I spoke with two people who have extensive experience in China. Consultant Bob McIntire heads the Railway Supply Institute's Committee on International Trade. "The Chinese railroads cannot meet customer demands due to the robust economy and are short over 140,000 freight cars daily," he says. "This has prompted reform and higher capital spending." McIntire characterizes the Chinese view of the U.S. rail industry as one of high regard. "They are particularly interested in forming joint ventures and technology transfers, such as the highly successful joint venture with Meridian Rail, which has been supplying wheels and Swing Motion trucks." He describes China's rail industry as "a complex system."
A word of cautious optimism comes from Wabtec International Vice President Tim Logan, who describes China as "an emerging, slowly-changing market that until recently has been elusive due to low prices from domestic suppliers." Freight car and locomotive annual building rates are expected to be in the 15,000-20,000 and 300-500 unit ranges, respectively.

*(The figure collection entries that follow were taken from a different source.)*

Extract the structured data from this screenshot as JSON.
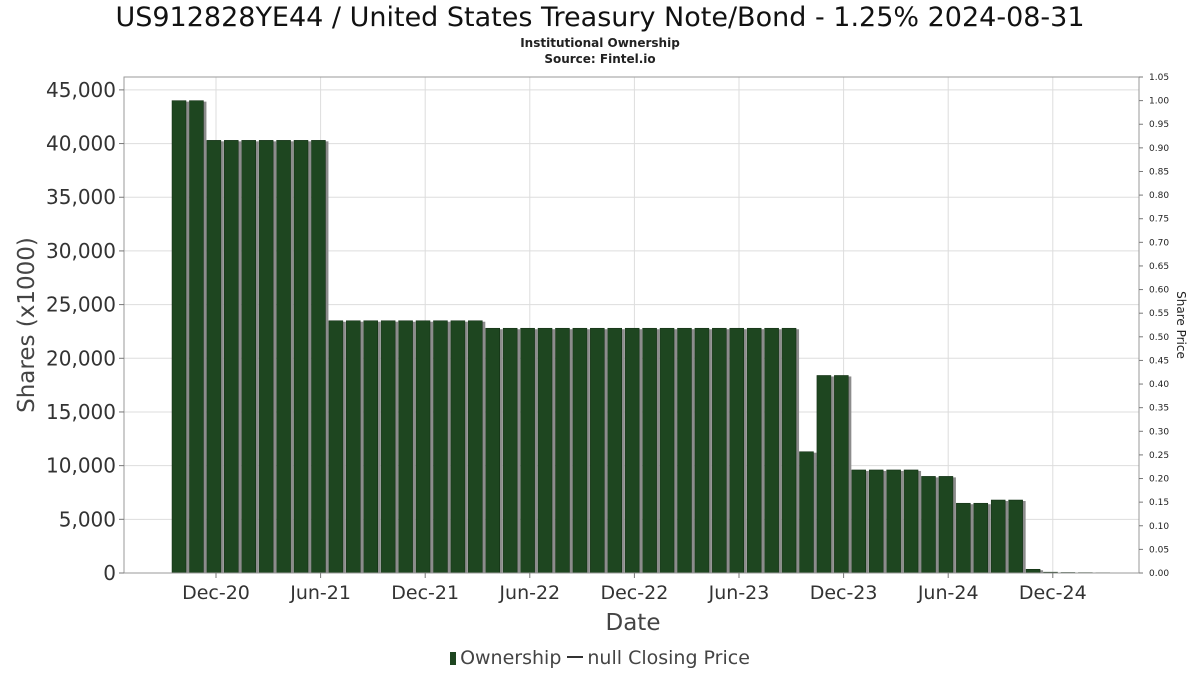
{
  "title": "US912828YE44 / United States Treasury Note/Bond - 1.25% 2024-08-31",
  "subtitle1": "Institutional Ownership",
  "subtitle2": "Source: Fintel.io",
  "legend": {
    "ownership": "Ownership",
    "price": "null Closing Price"
  },
  "colors": {
    "bar": "#1e4620",
    "bar_edge": "#0f2a10",
    "shadow": "#8c8c8c",
    "grid": "#dddddd"
  },
  "chart_data": {
    "type": "bar",
    "title": "US912828YE44 / United States Treasury Note/Bond - 1.25% 2024-08-31",
    "xlabel": "Date",
    "ylabel": "Shares (x1000)",
    "y2label": "Share Price",
    "ylim": [
      0,
      46200
    ],
    "y2lim": [
      0,
      1.05
    ],
    "yticks": [
      0,
      5000,
      10000,
      15000,
      20000,
      25000,
      30000,
      35000,
      40000,
      45000
    ],
    "ytick_labels": [
      "0",
      "5,000",
      "10,000",
      "15,000",
      "20,000",
      "25,000",
      "30,000",
      "35,000",
      "40,000",
      "45,000"
    ],
    "y2ticks": [
      "0.00",
      "0.05",
      "0.10",
      "0.15",
      "0.20",
      "0.25",
      "0.30",
      "0.35",
      "0.40",
      "0.45",
      "0.50",
      "0.55",
      "0.60",
      "0.65",
      "0.70",
      "0.75",
      "0.80",
      "0.85",
      "0.90",
      "0.95",
      "1.00",
      "1.05"
    ],
    "xticks": [
      "Dec-20",
      "Jun-21",
      "Dec-21",
      "Jun-22",
      "Dec-22",
      "Jun-23",
      "Dec-23",
      "Jun-24",
      "Dec-24"
    ],
    "grid": true,
    "legend_position": "bottom",
    "series": [
      {
        "name": "Ownership",
        "values": [
          44000,
          44000,
          40300,
          40300,
          40300,
          40300,
          40300,
          40300,
          40300,
          23500,
          23500,
          23500,
          23500,
          23500,
          23500,
          23500,
          23500,
          23500,
          22800,
          22800,
          22800,
          22800,
          22800,
          22800,
          22800,
          22800,
          22800,
          22800,
          22800,
          22800,
          22800,
          22800,
          22800,
          22800,
          22800,
          22800,
          11300,
          18400,
          18400,
          9600,
          9600,
          9600,
          9600,
          9000,
          9000,
          6500,
          6500,
          6800,
          6800,
          350,
          80,
          50,
          40,
          30
        ]
      },
      {
        "name": "null Closing Price",
        "values": []
      }
    ]
  }
}
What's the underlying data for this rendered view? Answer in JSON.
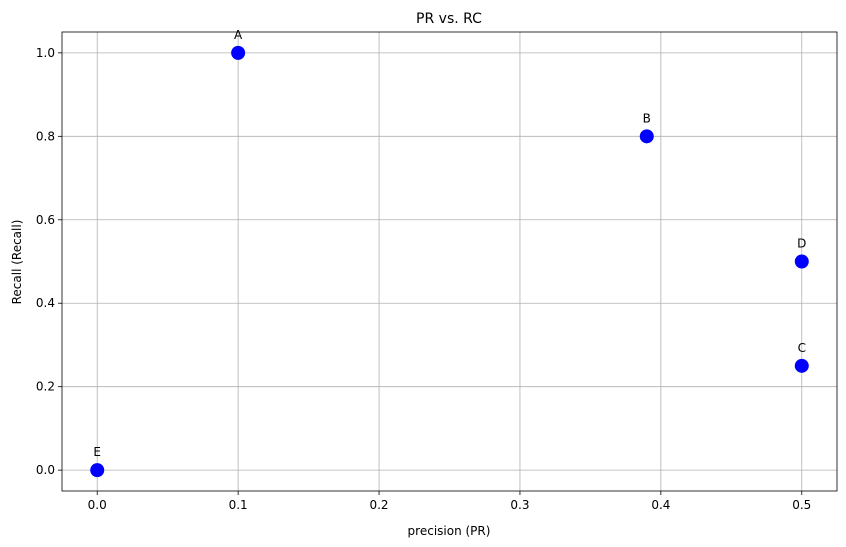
{
  "chart_data": {
    "type": "scatter",
    "title": "PR vs. RC",
    "xlabel": "precision (PR)",
    "ylabel": "Recall (Recall)",
    "xlim": [
      -0.025,
      0.525
    ],
    "ylim": [
      -0.05,
      1.05
    ],
    "xticks": [
      0.0,
      0.1,
      0.2,
      0.3,
      0.4,
      0.5
    ],
    "xtick_labels": [
      "0.0",
      "0.1",
      "0.2",
      "0.3",
      "0.4",
      "0.5"
    ],
    "yticks": [
      0.0,
      0.2,
      0.4,
      0.6,
      0.8,
      1.0
    ],
    "ytick_labels": [
      "0.0",
      "0.2",
      "0.4",
      "0.6",
      "0.8",
      "1.0"
    ],
    "grid": true,
    "marker_color": "#0000ff",
    "points": [
      {
        "label": "A",
        "x": 0.1,
        "y": 1.0
      },
      {
        "label": "B",
        "x": 0.39,
        "y": 0.8
      },
      {
        "label": "C",
        "x": 0.5,
        "y": 0.25
      },
      {
        "label": "D",
        "x": 0.5,
        "y": 0.5
      },
      {
        "label": "E",
        "x": 0.0,
        "y": 0.0
      }
    ]
  }
}
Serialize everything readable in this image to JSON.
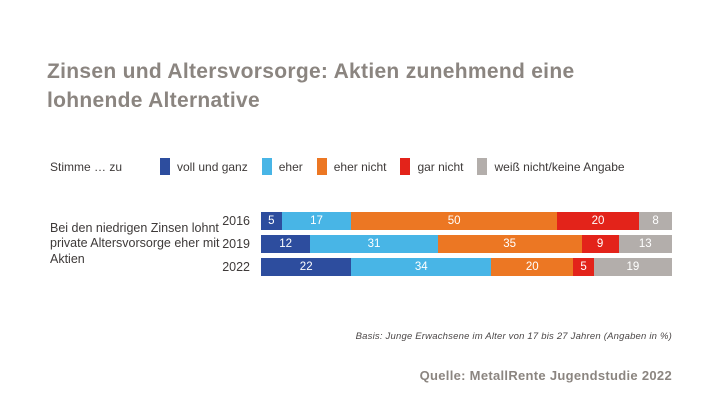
{
  "title": "Zinsen und Altersvorsorge: Aktien zunehmend eine lohnende Alternative",
  "legend": {
    "prefix": "Stimme … zu",
    "items": [
      {
        "label": "voll und ganz",
        "color": "#2d4d9e"
      },
      {
        "label": "eher",
        "color": "#48b5e6"
      },
      {
        "label": "eher nicht",
        "color": "#ec7723"
      },
      {
        "label": "gar nicht",
        "color": "#e3231a"
      },
      {
        "label": "weiß nicht/keine Angabe",
        "color": "#b3aeab"
      }
    ]
  },
  "chart_data": {
    "type": "bar",
    "orientation": "horizontal",
    "stacked": true,
    "statement": "Bei den niedrigen Zinsen lohnt private Altersvorsorge eher mit Aktien",
    "categories": [
      "2016",
      "2019",
      "2022"
    ],
    "series": [
      {
        "name": "voll und ganz",
        "color": "#2d4d9e",
        "values": [
          5,
          12,
          22
        ]
      },
      {
        "name": "eher",
        "color": "#48b5e6",
        "values": [
          17,
          31,
          34
        ]
      },
      {
        "name": "eher nicht",
        "color": "#ec7723",
        "values": [
          50,
          35,
          20
        ]
      },
      {
        "name": "gar nicht",
        "color": "#e3231a",
        "values": [
          20,
          9,
          5
        ]
      },
      {
        "name": "weiß nicht/keine Angabe",
        "color": "#b3aeab",
        "values": [
          8,
          13,
          19
        ]
      }
    ],
    "value_unit": "%",
    "xlim": [
      0,
      100
    ],
    "legend_position": "top",
    "grid": false
  },
  "footnote": "Basis: Junge Erwachsene im Alter von 17 bis 27 Jahren (Angaben in %)",
  "source": "Quelle: MetallRente Jugendstudie 2022",
  "colors": {
    "title_gray": "#8b8580",
    "text_dark": "#3e3a39",
    "background": "#ffffff"
  }
}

For U.S. suppliers, China's current pricing structure "is a barrier to entry," says Logan. Why? "The Ministry of Railways is still essentially a government operation that has yet to rationalize the industry." The MOR oversees two governing bodies, North LORIC and South LORIC, which assign value to various freight car components, prompting domestic suppliers to often sell at a loss. "It's tough to compete with that," says Logan.
Wabtec's approach to China, says Logan, has been to establish a strong local presence and invest within the market. "We cannot export," he says. Protecting intellectual property "is a challenge." But the market could change. Near-term, he says, technologies the MOR feels have "significant benefit" will be considered from non-domestic suppliers.

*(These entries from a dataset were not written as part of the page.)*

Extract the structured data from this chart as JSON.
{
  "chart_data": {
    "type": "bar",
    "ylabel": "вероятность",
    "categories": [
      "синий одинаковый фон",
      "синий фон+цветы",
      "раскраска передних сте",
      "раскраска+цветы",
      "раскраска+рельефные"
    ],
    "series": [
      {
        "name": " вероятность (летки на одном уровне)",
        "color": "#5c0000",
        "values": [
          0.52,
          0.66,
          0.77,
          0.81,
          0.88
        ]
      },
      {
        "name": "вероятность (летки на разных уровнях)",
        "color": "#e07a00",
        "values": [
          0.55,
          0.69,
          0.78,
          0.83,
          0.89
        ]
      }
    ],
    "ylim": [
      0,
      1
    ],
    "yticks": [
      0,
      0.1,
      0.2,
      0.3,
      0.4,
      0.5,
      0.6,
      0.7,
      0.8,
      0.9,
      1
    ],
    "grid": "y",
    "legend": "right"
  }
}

If you're a transit supplier, says Logan, doing business in China isn't all that different from dealing with North American transit agencies. Chinese transit systems are autonomously operated by local authorities who engage in "traditional OEM/supplier relationships." The market looks like it will support 1,500-2,000 electric multiple-units and locomotive-hauled coaches annually over the next few years. Japanese and European suppliers (like NABCO, Wabtec's Japanese affiliate) have had considerable success in China.